Em 1988, com o lançamento de Beetlejuice, segundo filme do diretor de As Aventuras de Pee Wee, tirou meu chão: o demônio vivido pelo master Michael Keaton era algo que eu nunca tinha visto antes e algo que eu sempre quis ver, sem memo saber que queria ou melhor, que precisava na minha vida.
Beetlejuice era baixo (e ainda é), irônico, safado, sarcástico, bunda mole, esperto, inteligente, tudo ao mesmo tempo. E ao fazer e desfazer com os personagens do filme, a gente via o quanto essas qualidades (ops) juntas, podem não ser necessariamente bem sucedidas.

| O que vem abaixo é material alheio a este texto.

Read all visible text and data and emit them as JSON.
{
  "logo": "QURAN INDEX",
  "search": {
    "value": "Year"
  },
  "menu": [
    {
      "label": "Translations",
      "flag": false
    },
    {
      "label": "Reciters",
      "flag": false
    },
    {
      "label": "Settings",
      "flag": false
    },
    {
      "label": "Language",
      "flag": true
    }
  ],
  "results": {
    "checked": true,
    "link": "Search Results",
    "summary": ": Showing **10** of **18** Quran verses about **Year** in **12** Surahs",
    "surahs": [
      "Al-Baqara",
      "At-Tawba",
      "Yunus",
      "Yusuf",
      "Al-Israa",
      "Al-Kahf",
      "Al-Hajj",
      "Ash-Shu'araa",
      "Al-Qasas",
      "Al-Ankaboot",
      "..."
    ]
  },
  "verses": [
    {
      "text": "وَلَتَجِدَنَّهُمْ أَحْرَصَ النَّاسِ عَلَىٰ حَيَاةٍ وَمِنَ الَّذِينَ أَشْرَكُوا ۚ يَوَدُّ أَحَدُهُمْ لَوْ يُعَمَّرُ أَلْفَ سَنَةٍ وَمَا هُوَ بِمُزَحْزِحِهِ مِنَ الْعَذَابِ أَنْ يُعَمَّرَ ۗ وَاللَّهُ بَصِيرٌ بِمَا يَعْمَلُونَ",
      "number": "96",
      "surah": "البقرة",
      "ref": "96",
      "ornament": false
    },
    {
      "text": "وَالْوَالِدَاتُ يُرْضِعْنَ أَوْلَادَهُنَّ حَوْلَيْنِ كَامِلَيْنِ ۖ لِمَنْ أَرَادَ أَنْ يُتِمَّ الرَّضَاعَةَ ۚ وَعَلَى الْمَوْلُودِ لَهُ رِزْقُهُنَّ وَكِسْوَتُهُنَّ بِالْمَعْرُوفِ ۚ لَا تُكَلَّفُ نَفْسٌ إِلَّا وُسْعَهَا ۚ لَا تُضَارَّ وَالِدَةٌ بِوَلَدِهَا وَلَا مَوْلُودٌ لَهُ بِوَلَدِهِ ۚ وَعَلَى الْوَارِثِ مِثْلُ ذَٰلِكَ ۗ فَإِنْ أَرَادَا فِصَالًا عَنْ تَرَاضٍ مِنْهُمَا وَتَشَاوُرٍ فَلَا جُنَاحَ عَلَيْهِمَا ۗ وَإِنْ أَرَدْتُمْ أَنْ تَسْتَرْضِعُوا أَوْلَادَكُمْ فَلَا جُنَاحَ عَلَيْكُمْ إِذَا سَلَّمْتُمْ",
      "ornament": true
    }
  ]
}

Beetlejuice ainda é um dos filmes que mais assisti na vida, é um dos meus filmes de conforto, um que eu sei que vou ver e ficar feliz da vida.
Beetlejuice Beetlejuice, lançado agora no Festival de Veneza, quase 40 anos depois, foi ao mesmo tempo uma lufada de felicidade e um balde de água fria.
O filme é tecnicamente perfeito, com uma fotografia ótima, com um elenco lindo (só não entendi o Dafoe naquele papel), direção de arte, figurino, maquiagem, tudo excepcional mas…
Que falta fez um roteiro ótimo.
A ideia toda é boa, cheia de resoluções brilhantes, onde Astrid (Jena Ortega), filha de Lydia Deetz (Winona Ryder, em seu melhor papel em muitos e muitos anos), é chamada pela avó Delia (minha preferida da vida e sempre impecável Catherine O’Hara) para o funeral do avô Charles.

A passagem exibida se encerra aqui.